Though today’s readings are very much Christological and rich in Trinitarian theology, I would like to invite you all to look at these readings in two ways for our practical application.
The first is to discover the divine love which is expressed in Jesus. Only by discovering this divine love that we can understand the depth of divine accompaniment in our personal life. The first Christian community felt deeply this divine accompaniment, particularly during their difficult time. If we do little contemplation of our own difficult time, we too will understand how much God suffered with us and how in discretion He has accompanied us. We too are called to accompany others in their difficult time.
The second point simply flows from the first point. It is by realising this divine love and accompaniment that we present our demands and supplications before the Lord, in the confidence that our Lord will listen our prayers. Jesus is reminding us the need to put our confidence in the providence of the Father through Him and the Father, will surly respond to our demands, through Jesus Christ. However, it is the Holy Spirit who will sanctify us and thus we integrate all our spirituality in to this Trinitarian theology. The unity in our christina life is born from the trinitarian spirituality. Thus we as christians believe that Jesus is from the Father and the Father is in Jesus. If we apply the same in our personal relationship, we will discover how deeply God lives in each and every one of us. Thus our personaly relationship with others have a deep theological meaning and every human encounder is thus transformed into a divine encounter.
Daily Quote from the early church fathers:
Offer prayers in Christ's name, by Cyril of Alexandria, 376-444 A.D.
"He urges the disciples to seek for spiritual gifts and at the same time gives them confidence that, if they ask for them, they will not fail to obtain them. He adds the word Amen, that he might confirm their belief that if they ask the Father for anything they would receive it from him. He would act as their mediator and make known their request and, being one with the Father, grant it. For this is what he means by 'in my name'. For we cannot draw near to God the Father in any other way than through the Son. For it is by him that we have access in the one Spirit to the Father (Ephesians 2:8). It was because of this that he said, 'I am the door. I am the way. No one comes to the Father but by me' (John 10:7; 14:6). For as the Son is God, he being one with the Father provides good things for his sanctified people and is found to be generous of his wealth to us... Let us then offer our prayers in Christ's name. For in this way, the Father will most readily consent to them and grant his graces to those who seek them, that receiving them we may rejoice." (excerpt from COMMENTARY ON THE GOSPEL OF JOHN 11.2)

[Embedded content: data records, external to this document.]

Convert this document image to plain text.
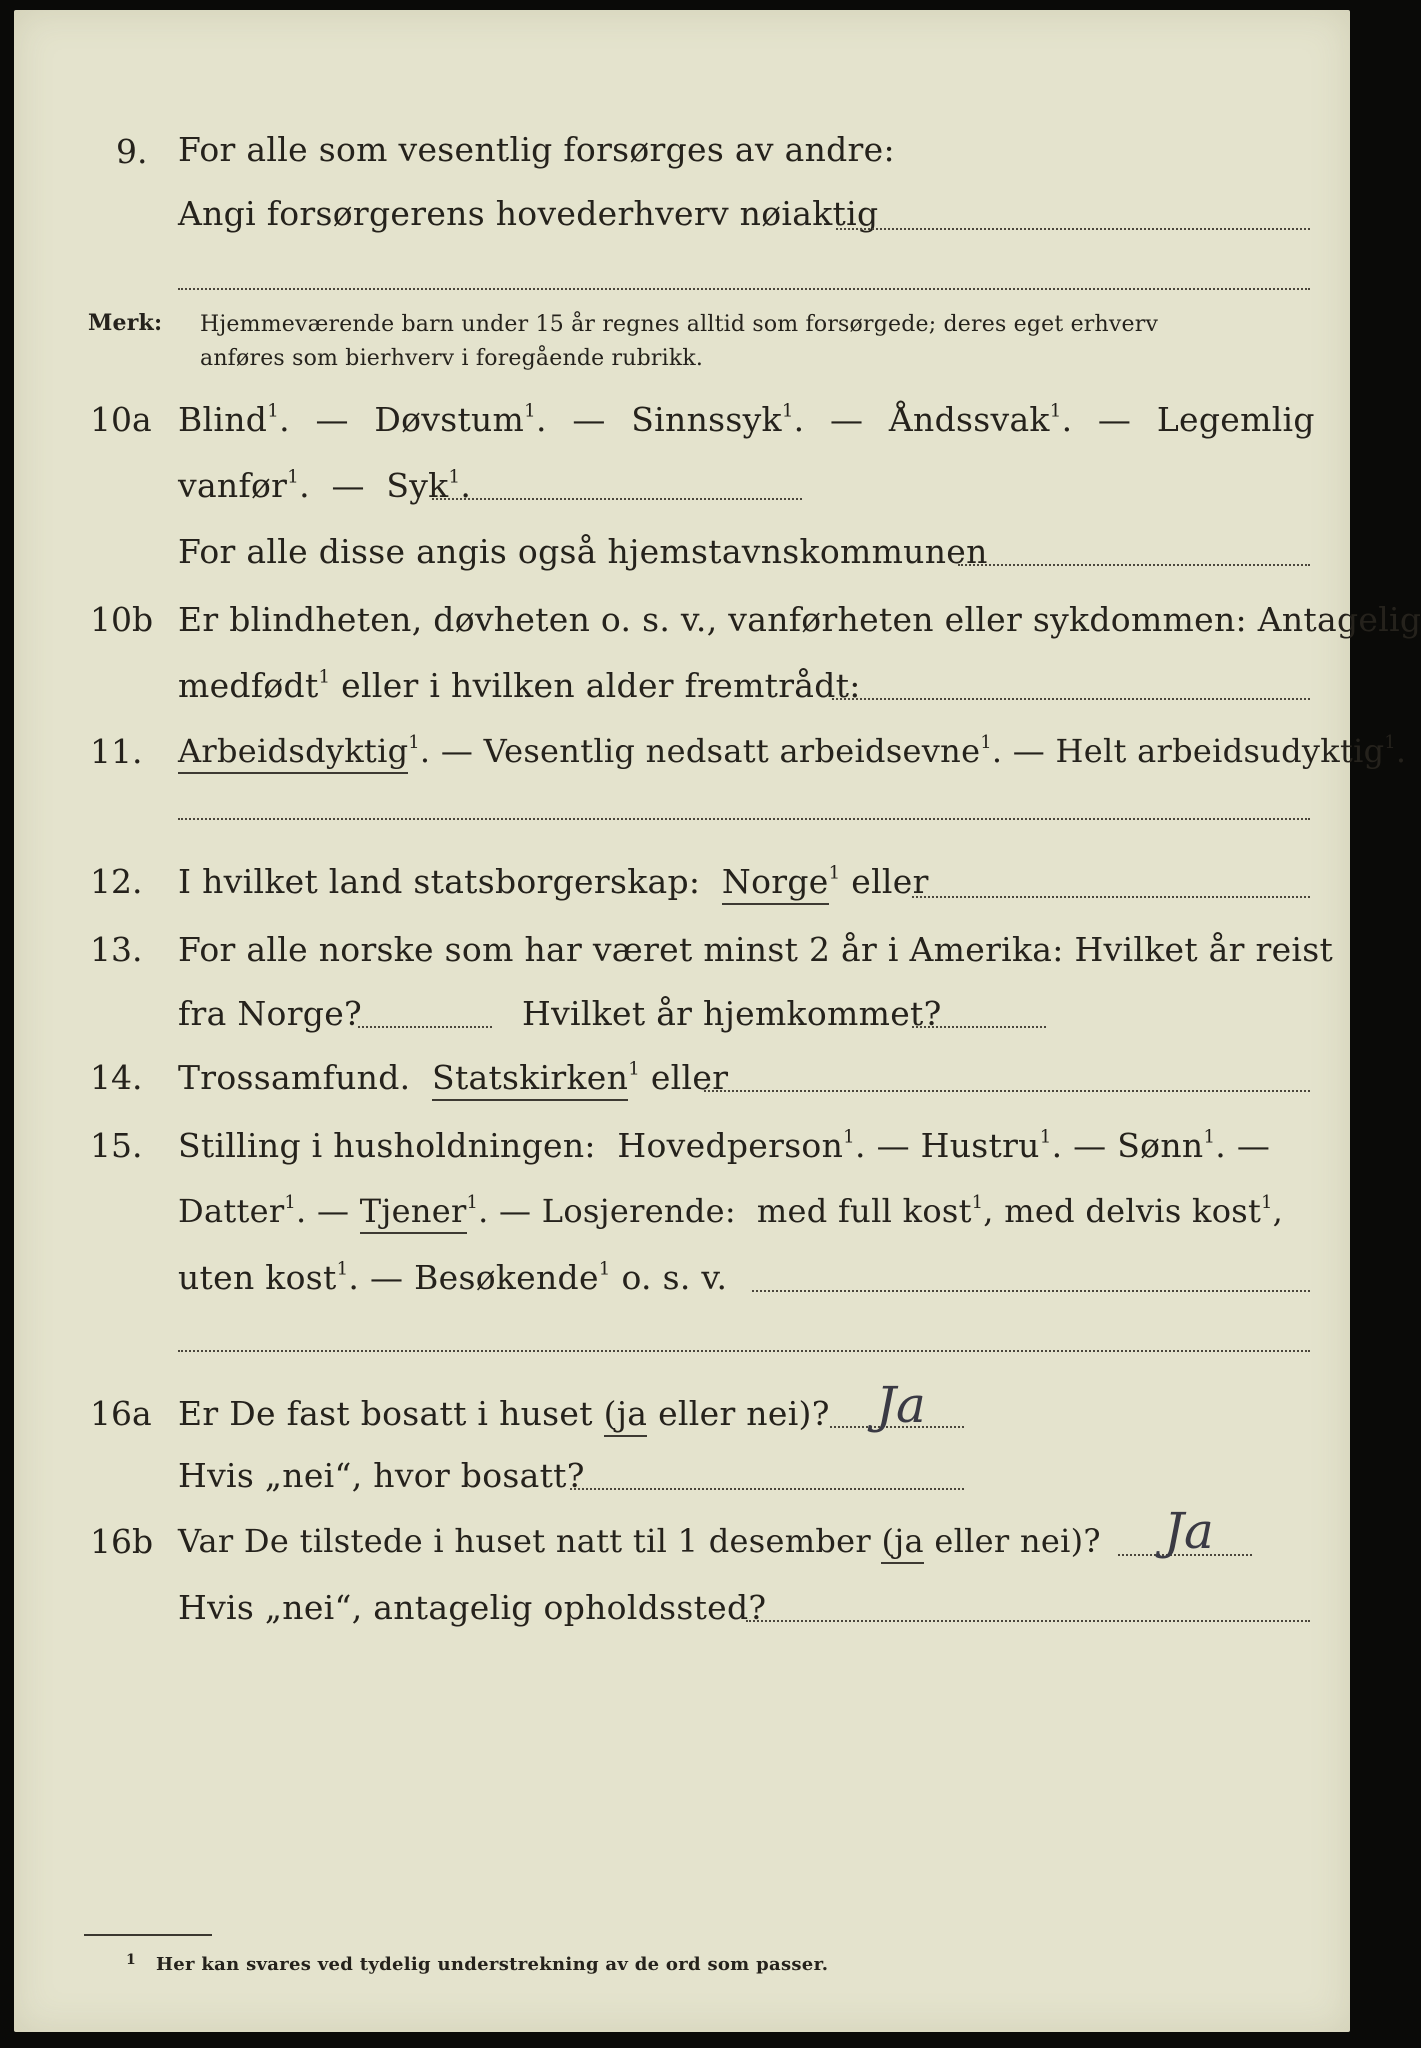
9. For alle som vesentlig forsørges av andre:
Angi forsørgerens hovederhverv nøiaktig
Merk: Hjemmeværende barn under 15 år regnes alltid som forsørgede; deres eget erhverv
anføres som bierhverv i foregående rubrikk.
10a Blind$^1$.  —  Døvstum$^1$.  —  Sinnssyk$^1$.  —  Åndssvak$^1$.  —  Legemlig
vanfør$^1$.  —  Syk$^1$.
For alle disse angis også hjemstavnskommunen
10b Er blindheten, døvheten o. s. v., vanførheten eller sykdommen: Antagelig
medfødt$^1$ eller i hvilken alder fremtrådt:
11. Arbeidsdyktig$^1$. — Vesentlig nedsatt arbeidsevne$^1$. — Helt arbeidsudyktig$^1$.
12. I hvilket land statsborgerskap: Norge$^1$ eller
13. For alle norske som har været minst 2 år i Amerika: Hvilket år reist
fra Norge?	Hvilket år hjemkommet?
14. Trossamfund. Statskirken$^1$ eller
15. Stilling i husholdningen: Hovedperson$^1$. — Hustru$^1$. — Sønn$^1$. —
Datter$^1$. — Tjener$^1$. — Losjerende: med full kost$^1$, med delvis kost$^1$,
uten kost$^1$. — Besøkende$^1$ o. s. v.
16a Er De fast bosatt i huset (ja eller nei)? Ja
Hvis „nei“, hvor bosatt?
16b Var De tilstede i huset natt til 1 desember (ja eller nei)? Ja
Hvis „nei“, antagelig opholdssted?
1 Her kan svares ved tydelig understrekning av de ord som passer.
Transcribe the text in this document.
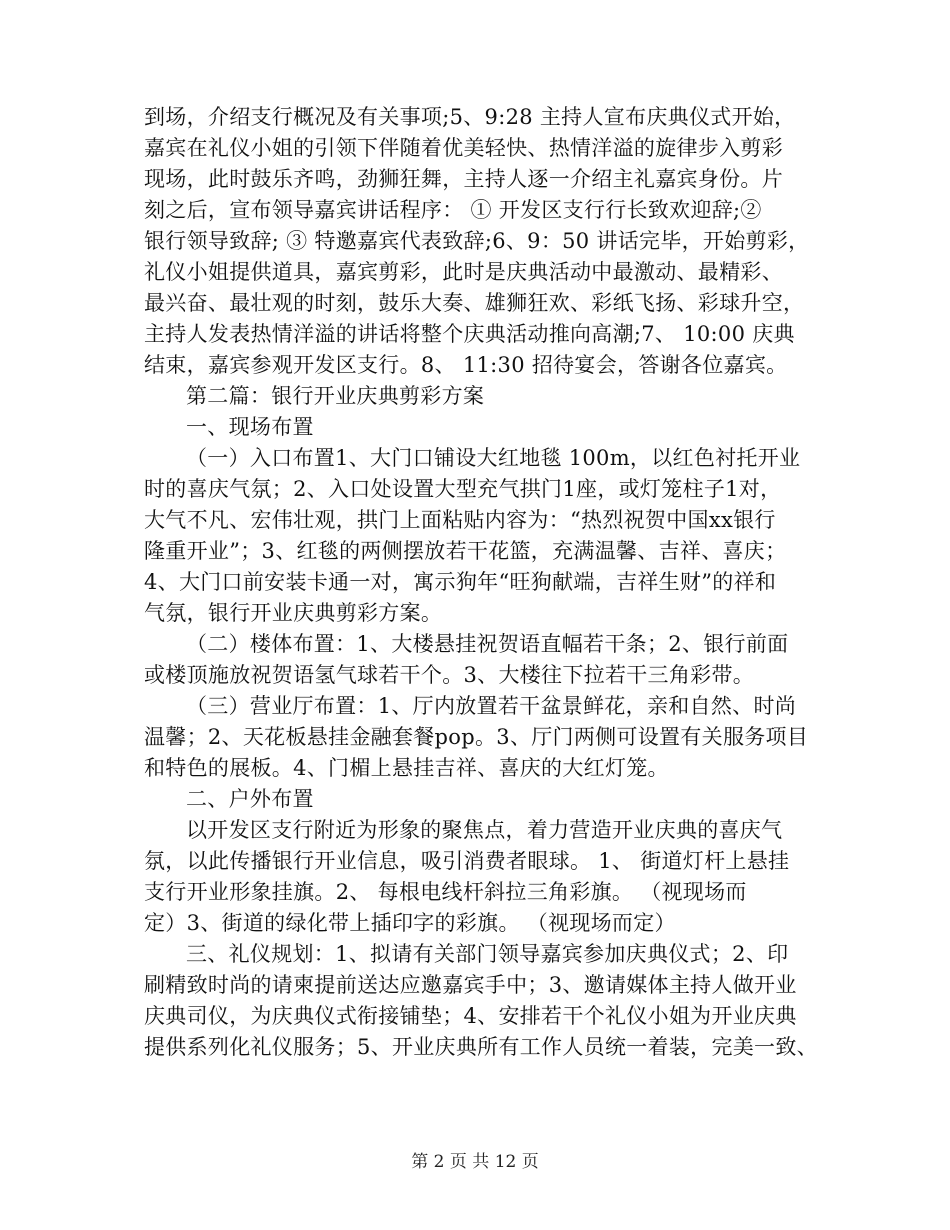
到场，介绍支行概况及有关事项;5、9:28 主持人宣布庆典仪式开始，
嘉宾在礼仪小姐的引领下伴随着优美轻快、热情洋溢的旋律步入剪彩
现场，此时鼓乐齐鸣，劲狮狂舞，主持人逐一介绍主礼嘉宾身份。片
刻之后，宣布领导嘉宾讲话程序： ① 开发区支行行长致欢迎辞;②
银行领导致辞; ③ 特邀嘉宾代表致辞;6、9：50 讲话完毕，开始剪彩，
礼仪小姐提供道具，嘉宾剪彩，此时是庆典活动中最激动、最精彩、
最兴奋、最壮观的时刻，鼓乐大奏、雄狮狂欢、彩纸飞扬、彩球升空，
主持人发表热情洋溢的讲话将整个庆典活动推向高潮;7、 10:00 庆典
结束，嘉宾参观开发区支行。8、 11:30 招待宴会，答谢各位嘉宾。
第二篇：银行开业庆典剪彩方案
一、现场布置
（一）入口布置1、大门口铺设大红地毯 100m，以红色衬托开业
时的喜庆气氛；2、入口处设置大型充气拱门1座，或灯笼柱子1对，
大气不凡、宏伟壮观，拱门上面粘贴内容为：“热烈祝贺中国xx银行
隆重开业”；3、红毯的两侧摆放若干花篮，充满温馨、吉祥、喜庆；
4、大门口前安装卡通一对，寓示狗年“旺狗献端，吉祥生财”的祥和
气氛，银行开业庆典剪彩方案。
（二）楼体布置：1、大楼悬挂祝贺语直幅若干条；2、银行前面
或楼顶施放祝贺语氢气球若干个。3、大楼往下拉若干三角彩带。
（三）营业厅布置：1、厅内放置若干盆景鲜花，亲和自然、时尚
温馨；2、天花板悬挂金融套餐pop。3、厅门两侧可设置有关服务项目
和特色的展板。4、门楣上悬挂吉祥、喜庆的大红灯笼。
二、户外布置
以开发区支行附近为形象的聚焦点，着力营造开业庆典的喜庆气
氛，以此传播银行开业信息，吸引消费者眼球。 1、 街道灯杆上悬挂
支行开业形象挂旗。2、 每根电线杆斜拉三角彩旗。 （视现场而
定）3、街道的绿化带上插印字的彩旗。 （视现场而定）
三、礼仪规划：1、拟请有关部门领导嘉宾参加庆典仪式；2、印
刷精致时尚的请柬提前送达应邀嘉宾手中；3、邀请媒体主持人做开业
庆典司仪，为庆典仪式衔接铺垫；4、安排若干个礼仪小姐为开业庆典
提供系列化礼仪服务；5、开业庆典所有工作人员统一着装，完美一致、
第 2 页 共 12 页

«As I came from the Father (...) so I am leaving the world and going to the Father»
Fr. Xavier ROMERO i Galdeano
(Cervera, Lleida, Spain)
Today, vigil of our Lord's Ascension into Heaven, the Gospel leaves us with some very fond farewell words. Jesus let us share his most precious mystery; God Father is his origin and, at the same time, his destination: «As I came from the Father and have come into the world, so I am leaving the world and going to the Father» (Jn 16:28).
This great Truth of the Second Person of the Holy Trinity should be constantly hammering into our heads: Jesus is really the Son of God: God Father is his origin and God Father is his destination.
For those who claim to know everything on God, but question Jesus' Divine filiation, today's Gospel has an important thing they should remember: “He, who” the Jews name God is who sent Jesus to us; He is, therefore, the Father to those who believe. With this we are clearly told that God can only and truly be known by those who accept Jesus' Father is God.
But Jesus' Divine filiation also reminds us of another important thing for our lives: those baptized into Christ are sons of God through the Holy Spirit. And this hides a most beautiful mystery for us: this adoptive fatherhood by God towards us is different of human adoption insofar it has a true foundation in each one of us, as it implies a new birth. Consequently, he who has been accepted in the great Divine Family is no longer a stranger to it.
This is why in the Mass Collects of the Ascension Day we shall all be reminded that all children must follow the steps of the Son: «Grant us, we pray, almighty God, the gift of a blessed joy and the rejoicing of a burning thanksgiving, for the Ascension into the heavens of Christ, your Son, also is our submission and glory, for where the Head ascended the body hopes to ascend, too». So no Christian should therefore let be left behind, for this is far more important than participating in any marathon race, the finishing line being in Heaven, with the very God!